Abstract

This paper reports a study investigating hospital nurses' experiences of death and dying. Despite advances in medical science and health care, together with the push towards individualizing approaches to patient care in the developed world, significant variation in the care of dying patients still exists. The international issues relating to differing types of death reveal both its complexity and diversity, with evidence of 'good death' experiences largely focused on hospice experiences, and a lack of research on death in general hospitals. In-depth interviews were conducted in 1999 with a convenience sample of 29 Registered Nurses in the United Kingdom based on their hospital death experiences. Semiotic analysis was used to identify the 'deep structures' that underlie and form part of cultural communication as a way of understanding how nurses made sense of death. Data interpretation was enhanced through the use of a typology of 'good and bad deaths'. The findings suggest that different experiences of death are based on the extent to which nurses were able to exert control over the dying process. The management of death in hospital is a major source of conflict for nurses. Good and bad death experiences were constructed according to their impact on the sentimental order of the ward, the intangible, but real patterns of mood that influenced nurses' feelings. Moreover, good and bad deaths focused less on patients' needs and the dying process and more on the death event and nurses' abilities to manage organizational demands.

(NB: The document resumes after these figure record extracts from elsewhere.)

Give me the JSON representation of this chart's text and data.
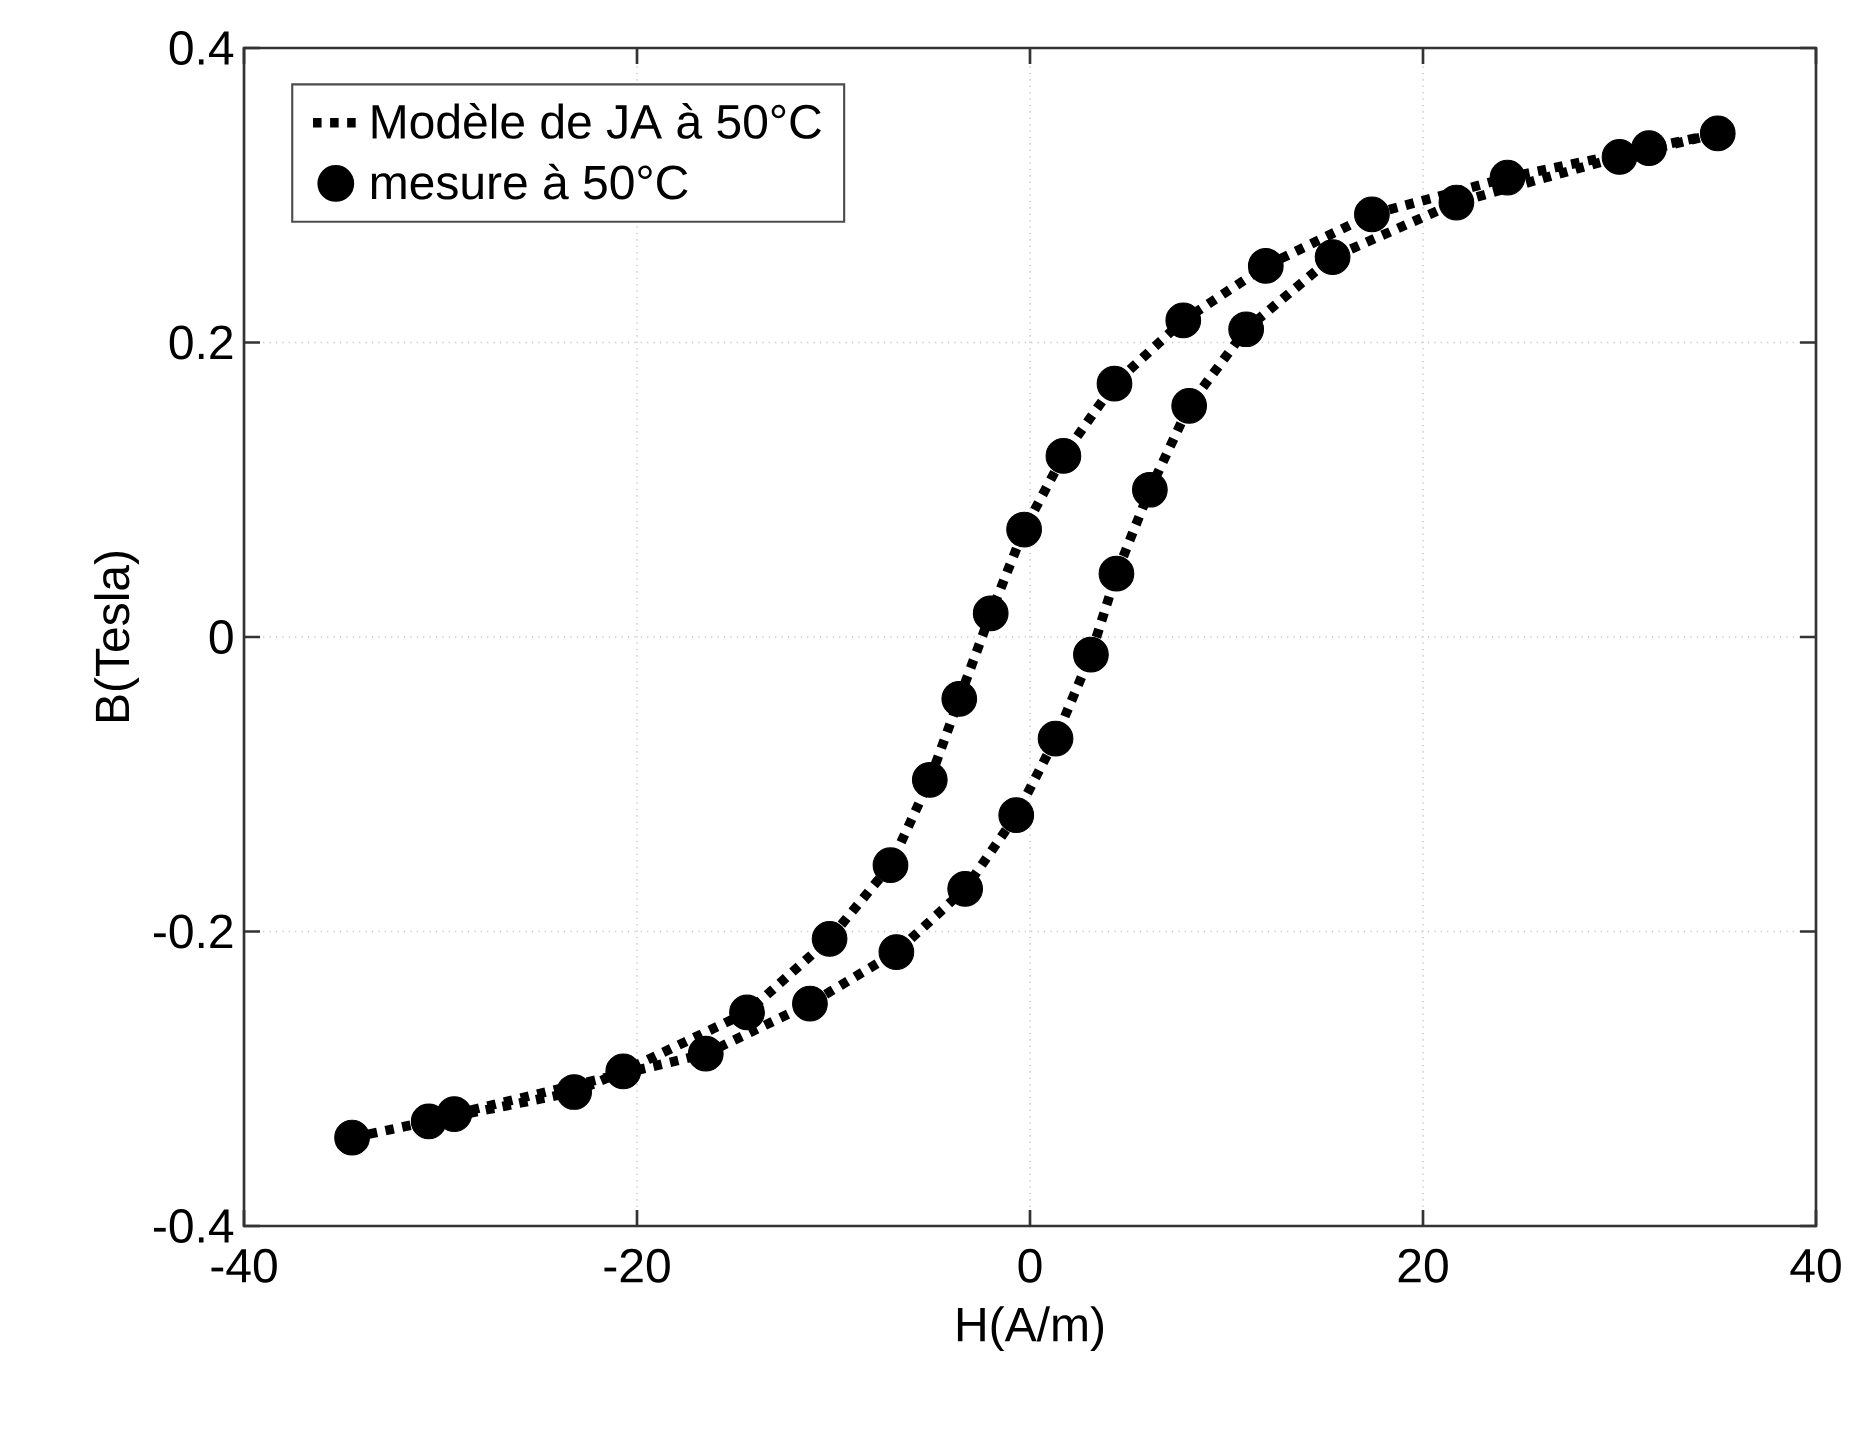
{
  "chart_data": {
    "type": "scatter",
    "xlabel": "H(A/m)",
    "ylabel": "B(Tesla)",
    "xlim": [
      -40,
      40
    ],
    "xticks": [
      -40,
      -20,
      0,
      20,
      40
    ],
    "ylim": [
      -0.4,
      0.4
    ],
    "yticks": [
      -0.4,
      -0.2,
      0,
      0.2,
      0.4
    ],
    "grid": true,
    "legend": "top left",
    "series": [
      {
        "name": "Modèle de JA à 50°C",
        "type": "line",
        "line_style": "dotted",
        "marker": "none",
        "color": "#000000",
        "x": [
          -34.5,
          -30.6,
          -23.2,
          -20.7,
          -14.4,
          -10.2,
          -7.1,
          -5.1,
          -3.6,
          -2,
          -0.3,
          1.7,
          4.3,
          7.8,
          12,
          17.4,
          24.3,
          31.5,
          35
        ],
        "values": [
          -0.34,
          -0.329,
          -0.309,
          -0.295,
          -0.255,
          -0.205,
          -0.155,
          -0.097,
          -0.042,
          0.016,
          0.073,
          0.123,
          0.172,
          0.215,
          0.252,
          0.287,
          0.312,
          0.332,
          0.342
        ]
      },
      {
        "type": "line",
        "line_style": "dotted",
        "marker": "none",
        "color": "#000000",
        "x": [
          -29.3,
          -16.5,
          -11.2,
          -6.8,
          -3.3,
          -0.7,
          1.3,
          3.1,
          4.4,
          6.1,
          8.1,
          11,
          15.4,
          21.7,
          30,
          35
        ],
        "values": [
          -0.324,
          -0.283,
          -0.249,
          -0.214,
          -0.171,
          -0.121,
          -0.069,
          -0.012,
          0.043,
          0.1,
          0.157,
          0.209,
          0.258,
          0.295,
          0.326,
          0.342
        ]
      },
      {
        "name": "mesure à 50°C",
        "type": "scatter",
        "marker": "circle",
        "color": "#000000",
        "x": [
          35,
          31.5,
          24.3,
          17.4,
          12,
          7.8,
          4.3,
          1.7,
          -0.3,
          -2,
          -3.6,
          -5.1,
          -7.1,
          -10.2,
          -14.4,
          -20.7,
          -23.2,
          -30.6,
          -34.5,
          -29.3,
          -16.5,
          -11.2,
          -6.8,
          -3.3,
          -0.7,
          1.3,
          3.1,
          4.4,
          6.1,
          8.1,
          11,
          15.4,
          21.7,
          30
        ],
        "values": [
          0.342,
          0.332,
          0.312,
          0.287,
          0.252,
          0.215,
          0.172,
          0.123,
          0.073,
          0.016,
          -0.042,
          -0.097,
          -0.155,
          -0.205,
          -0.255,
          -0.295,
          -0.309,
          -0.329,
          -0.34,
          -0.324,
          -0.283,
          -0.249,
          -0.214,
          -0.171,
          -0.121,
          -0.069,
          -0.012,
          0.043,
          0.1,
          0.157,
          0.209,
          0.258,
          0.295,
          0.326
        ]
      }
    ]
  }
}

There is a need to improve communication with patients and families about diagnosis and prognosis to ensure that effective communication takes place and 'blocking behaviour' is avoided. The findings also challenge practitioners to focus attention on death as a process, and to prioritize patients' needs above those of the organization. Moreover, there is the need for guidelines to be developed enabling patients to have a role in shaping events at the end of their lives.